Due to the meteoric growth, the business has enjoyed since March 2020, its competitors now include behemoths such as Dublin-headquartered Accenture plc (NYSE: ACN), Virginia-based DXC Technology Co. (NYSE: DXC), and New York-headquartered International Business Machines Corp. (NYSE: IBM).
What differentiates Cocolevio from such global businesses is the fact that Orakwue’s startup is definitively not a giant. Instead, it’s a boutique company that may offer personalized service from highly knowledgeable people, including the CEO himself, Orakwue said.
“We offer that niche experience that you can’t get from bigger providers,” he said. “Sometimes, the big providers offer customers their C team. By choosing us, they get our A team. I’m the CEO, and I’ll show up. We don’t have the manpower to give them a C team.”
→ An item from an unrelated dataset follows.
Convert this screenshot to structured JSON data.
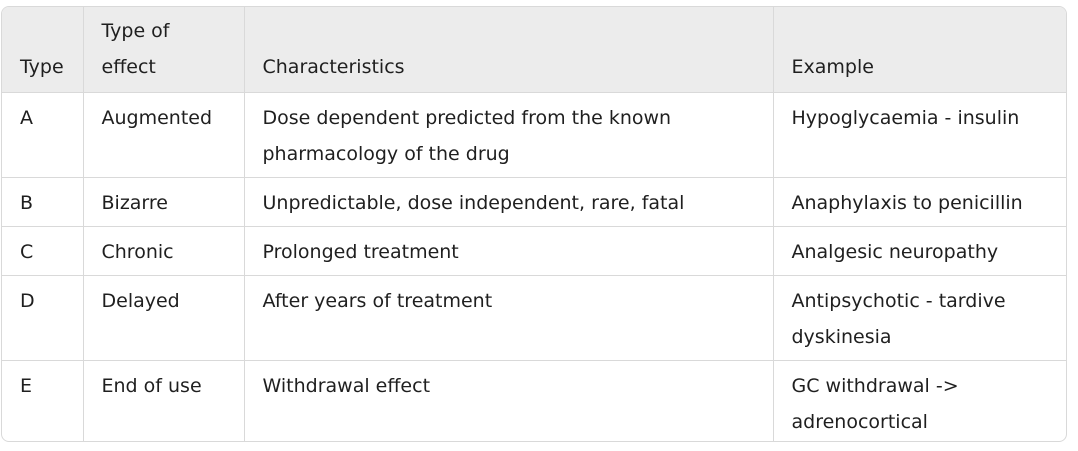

A more recent trend that has helped Cocolevio is the fact that it is led by a Black founder and CEO, Orakwue said.
“That’s something that has taken off: Customers are now attracted to working with diverse firms,” he said. “People are much more interested in supplier diversity.”
No pressure exists to work toward an exit. Orakwue is taking advantage of that by focusing 100% of his energy on making Cocolevio as big, successful, and diverse of a tech company as it can be, he said. One example of how it combines business prerogatives with social causes: the company is developing machine-learning code and training data absent the inherent bias that can be the product of companies that lack staff diversity, the CEO said.